A report by Re/Max says Canada’s largest cannabis producers are being credited with micro-booms in some local economies, and the trickle-down effects are visible in nearby housing sales and price increases. This trend is more pronounced in Eastern Canada, where there’s a greater number of large-scale cannabis producers, says Re/Max.
In Smiths Falls, Ont., the abandoned Hershey factory was acquired by Canopy Growth, the largest cannabis producer in the world. It now employs 1,300 people and has a market value of more than $11 billion.
“The impact of Canopy Growth on Smiths Falls cannot be understated, and it’s growing,” says Christopher Alexander, EVP regional director, Re/Max of Ontario-Atlantic Canada. “The economy in the Rideau-St. Lawrence area is experiencing a boom, which is triggering home sales, which rose by 27.1 per cent year-over-year, and average prices increased 10.5 per cent. Demand is up and there’s a housing shortage in the region. We expect to see similar cannabis industry-related growth in other regions as well.”
Some markets to watch include Windsor-Essex, where Aphria has set up shop in nearby Leamington, Ont. and employs 1,000 people, says the report. The region saw September 2019 home sales increase 7.82 per cent and average prices rose 9.10 per cent year-over-year.
In Atlantic Canada, the area surrounding Wentworth, N.S. will be of interest, where Breathing Green Solutions is in operation, Re/Max says. Similarly, Atholville, N.B. is also experiencing a renaissance thanks to Zenabis Global Inc. employing more than 420 people from the town and neighbouring communities.
“The legal cannabis industry is already being credited with invigorating some lagging economies and as a result, those housing markets could soon see a flurry of activity,” Alexander says.

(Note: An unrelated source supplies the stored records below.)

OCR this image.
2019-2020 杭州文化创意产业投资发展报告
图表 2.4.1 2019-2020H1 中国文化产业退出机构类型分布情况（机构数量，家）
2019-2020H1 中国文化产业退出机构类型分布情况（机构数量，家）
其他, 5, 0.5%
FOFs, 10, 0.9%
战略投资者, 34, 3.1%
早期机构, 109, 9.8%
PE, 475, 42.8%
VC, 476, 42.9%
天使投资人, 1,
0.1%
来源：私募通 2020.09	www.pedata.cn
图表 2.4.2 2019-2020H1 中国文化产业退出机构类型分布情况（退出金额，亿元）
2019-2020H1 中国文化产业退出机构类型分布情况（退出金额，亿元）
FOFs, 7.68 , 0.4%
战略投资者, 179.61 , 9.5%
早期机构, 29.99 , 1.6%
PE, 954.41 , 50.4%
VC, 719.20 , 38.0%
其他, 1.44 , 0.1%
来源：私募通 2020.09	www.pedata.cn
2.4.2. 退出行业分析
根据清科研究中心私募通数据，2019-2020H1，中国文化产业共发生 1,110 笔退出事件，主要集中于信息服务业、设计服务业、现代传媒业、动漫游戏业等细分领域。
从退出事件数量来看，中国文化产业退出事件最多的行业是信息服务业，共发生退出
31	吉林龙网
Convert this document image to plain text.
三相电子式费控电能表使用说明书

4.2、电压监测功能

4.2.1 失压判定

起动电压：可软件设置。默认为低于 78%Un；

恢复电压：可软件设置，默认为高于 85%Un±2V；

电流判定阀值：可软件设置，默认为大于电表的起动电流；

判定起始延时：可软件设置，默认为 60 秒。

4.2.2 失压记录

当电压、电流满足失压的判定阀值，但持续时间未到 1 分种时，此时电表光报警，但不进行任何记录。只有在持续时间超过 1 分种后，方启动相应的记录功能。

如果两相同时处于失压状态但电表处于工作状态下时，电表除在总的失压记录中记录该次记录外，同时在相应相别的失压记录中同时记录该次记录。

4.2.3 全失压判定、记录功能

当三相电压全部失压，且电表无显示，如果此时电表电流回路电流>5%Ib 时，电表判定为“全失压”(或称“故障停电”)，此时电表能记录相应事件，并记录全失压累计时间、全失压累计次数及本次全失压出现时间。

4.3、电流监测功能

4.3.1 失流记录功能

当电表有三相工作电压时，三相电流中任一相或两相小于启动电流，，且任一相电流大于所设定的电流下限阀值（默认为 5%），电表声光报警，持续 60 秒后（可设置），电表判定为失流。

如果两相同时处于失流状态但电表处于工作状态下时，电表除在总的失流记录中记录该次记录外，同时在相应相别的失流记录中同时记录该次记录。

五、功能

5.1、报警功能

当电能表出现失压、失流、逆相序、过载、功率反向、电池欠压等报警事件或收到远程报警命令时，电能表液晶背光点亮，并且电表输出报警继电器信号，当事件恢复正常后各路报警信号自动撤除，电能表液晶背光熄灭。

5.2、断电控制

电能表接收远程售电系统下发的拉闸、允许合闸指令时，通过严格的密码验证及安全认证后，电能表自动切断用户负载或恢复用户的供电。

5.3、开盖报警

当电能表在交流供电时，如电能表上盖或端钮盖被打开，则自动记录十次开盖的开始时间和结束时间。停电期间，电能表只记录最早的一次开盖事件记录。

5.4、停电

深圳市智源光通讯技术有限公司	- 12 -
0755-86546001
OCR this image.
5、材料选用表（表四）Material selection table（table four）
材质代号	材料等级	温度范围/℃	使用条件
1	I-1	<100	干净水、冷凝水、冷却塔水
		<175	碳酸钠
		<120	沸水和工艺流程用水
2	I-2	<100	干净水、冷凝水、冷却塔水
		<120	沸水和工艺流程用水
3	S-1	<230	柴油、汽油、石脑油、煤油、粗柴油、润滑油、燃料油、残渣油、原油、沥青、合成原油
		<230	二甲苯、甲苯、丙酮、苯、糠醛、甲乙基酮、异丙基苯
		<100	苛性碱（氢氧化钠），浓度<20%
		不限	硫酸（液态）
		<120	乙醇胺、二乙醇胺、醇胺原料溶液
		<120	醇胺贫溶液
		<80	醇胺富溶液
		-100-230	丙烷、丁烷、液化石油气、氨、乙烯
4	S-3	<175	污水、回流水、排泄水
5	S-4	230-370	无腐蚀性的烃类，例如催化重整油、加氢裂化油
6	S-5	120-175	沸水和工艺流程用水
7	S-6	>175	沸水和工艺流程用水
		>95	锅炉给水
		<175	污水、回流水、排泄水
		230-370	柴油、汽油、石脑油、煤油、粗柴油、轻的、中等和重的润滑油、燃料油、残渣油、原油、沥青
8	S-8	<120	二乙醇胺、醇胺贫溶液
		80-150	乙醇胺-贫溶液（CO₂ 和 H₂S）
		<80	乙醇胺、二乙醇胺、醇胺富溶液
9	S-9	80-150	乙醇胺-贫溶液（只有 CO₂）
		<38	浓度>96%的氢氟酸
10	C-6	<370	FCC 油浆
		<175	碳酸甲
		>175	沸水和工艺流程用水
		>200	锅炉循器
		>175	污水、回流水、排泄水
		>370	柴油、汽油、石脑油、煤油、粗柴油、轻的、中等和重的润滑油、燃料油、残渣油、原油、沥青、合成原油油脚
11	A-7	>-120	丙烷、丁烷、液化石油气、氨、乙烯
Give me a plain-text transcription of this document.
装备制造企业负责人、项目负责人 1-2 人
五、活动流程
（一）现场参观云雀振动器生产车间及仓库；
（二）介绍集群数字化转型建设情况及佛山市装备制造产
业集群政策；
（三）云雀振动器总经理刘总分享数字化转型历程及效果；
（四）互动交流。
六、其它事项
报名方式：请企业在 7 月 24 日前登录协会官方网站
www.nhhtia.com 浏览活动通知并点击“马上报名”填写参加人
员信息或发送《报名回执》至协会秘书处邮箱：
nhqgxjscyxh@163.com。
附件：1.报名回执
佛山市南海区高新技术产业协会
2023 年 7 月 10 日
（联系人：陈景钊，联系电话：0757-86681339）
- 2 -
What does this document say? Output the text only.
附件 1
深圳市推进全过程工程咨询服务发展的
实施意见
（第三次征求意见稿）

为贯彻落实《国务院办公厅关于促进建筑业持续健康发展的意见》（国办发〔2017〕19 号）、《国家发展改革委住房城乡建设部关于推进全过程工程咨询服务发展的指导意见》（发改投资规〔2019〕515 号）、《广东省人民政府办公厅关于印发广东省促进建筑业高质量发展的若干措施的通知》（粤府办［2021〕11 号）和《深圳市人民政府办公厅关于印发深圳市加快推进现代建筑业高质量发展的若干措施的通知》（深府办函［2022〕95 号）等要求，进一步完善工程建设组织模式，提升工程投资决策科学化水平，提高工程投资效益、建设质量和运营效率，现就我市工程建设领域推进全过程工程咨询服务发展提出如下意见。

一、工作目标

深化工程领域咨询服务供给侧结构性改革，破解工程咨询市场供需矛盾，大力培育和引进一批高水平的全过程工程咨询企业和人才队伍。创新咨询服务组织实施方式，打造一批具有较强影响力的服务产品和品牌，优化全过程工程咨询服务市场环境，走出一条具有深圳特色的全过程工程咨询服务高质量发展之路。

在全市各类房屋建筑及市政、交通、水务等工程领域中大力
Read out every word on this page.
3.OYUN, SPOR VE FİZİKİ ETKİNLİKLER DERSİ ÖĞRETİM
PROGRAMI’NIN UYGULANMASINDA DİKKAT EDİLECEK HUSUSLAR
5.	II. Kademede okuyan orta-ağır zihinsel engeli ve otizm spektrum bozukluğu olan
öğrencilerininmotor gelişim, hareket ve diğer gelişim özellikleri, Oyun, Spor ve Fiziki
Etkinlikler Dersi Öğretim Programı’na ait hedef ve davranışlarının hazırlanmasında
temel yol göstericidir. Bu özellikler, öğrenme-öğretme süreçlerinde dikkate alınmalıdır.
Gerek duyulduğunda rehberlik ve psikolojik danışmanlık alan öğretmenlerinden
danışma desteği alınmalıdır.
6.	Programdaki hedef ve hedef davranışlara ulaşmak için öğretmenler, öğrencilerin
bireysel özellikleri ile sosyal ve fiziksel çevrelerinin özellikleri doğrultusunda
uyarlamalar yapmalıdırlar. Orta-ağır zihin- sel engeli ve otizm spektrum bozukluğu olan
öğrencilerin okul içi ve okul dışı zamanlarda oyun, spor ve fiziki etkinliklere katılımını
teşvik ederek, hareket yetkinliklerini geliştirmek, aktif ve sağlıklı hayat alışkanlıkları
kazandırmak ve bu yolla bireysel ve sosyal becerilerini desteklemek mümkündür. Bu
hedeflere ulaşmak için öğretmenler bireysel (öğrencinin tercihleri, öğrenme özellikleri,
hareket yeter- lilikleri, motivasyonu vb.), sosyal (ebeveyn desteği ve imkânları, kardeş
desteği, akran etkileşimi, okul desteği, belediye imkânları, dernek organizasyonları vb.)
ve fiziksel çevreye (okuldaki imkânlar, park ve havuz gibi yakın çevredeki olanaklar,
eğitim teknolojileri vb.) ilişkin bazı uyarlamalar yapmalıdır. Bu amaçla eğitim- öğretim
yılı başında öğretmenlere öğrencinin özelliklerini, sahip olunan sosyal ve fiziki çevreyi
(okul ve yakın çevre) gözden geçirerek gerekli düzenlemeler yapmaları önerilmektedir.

While Eastern Canada appears to be a hot spot for cannabis producers, and Western Canada has some large-scale facilities, the west is seeing a much heavier influx of cannabis retailers compared to Ontario and Atlantic Canada, says Re/Max. Calgary alone has more than 50 retail locations and Greater Vancouver has 23, whereas Toronto has only six. None of these markets have seen a meaningful impact on real estate activity or values. This is despite the results of a Re/Max consumer survey, which found that 65 per cent of Canadians would not like to live near cannabis retail stores.
“It appears that there were a lot of anticipated reservations surrounding cannabis retail and the negative impacts on local property values that did not come to pass. We have not seen a decrease in home sales or prices that can be attributed to legal cannabis,” says Alexander. “In fact, the opposite may be true. As the retail footprint grows and diversifies into edibles and other formats, buyers and sellers may start to feel less resigned.”
A Re/Max consumer survey conducted by Leger found that 21 per cent of Canadians already live in proximity to a retail outlet and 72 per cent say living near one is not a factor in their decision to move.
“The increasing number of retail cannabis stores in Calgary shows no signs of stopping, with city officials having approved more than 200 since legalization,” says Elton Ash, regional EVP, Re/Max of Western Canada. “The presence of more stores may influence how home buyers approach certain neighbourhoods.
“Even with changed attitudes, however, the idea of NIMBYism still looms in the background,” says Ash. “But for the time being, acceptance and adoption seems to have been pretty positive.”
The survey says just 31 per cent of respondents say that having a retail cannabis store in the neighbourhood would deter them from purchasing a home. Twenty-five per cent say they would move if a cannabis store opened up in their neighbourhood, but 44 per cent say they would like to live near a cannabis store.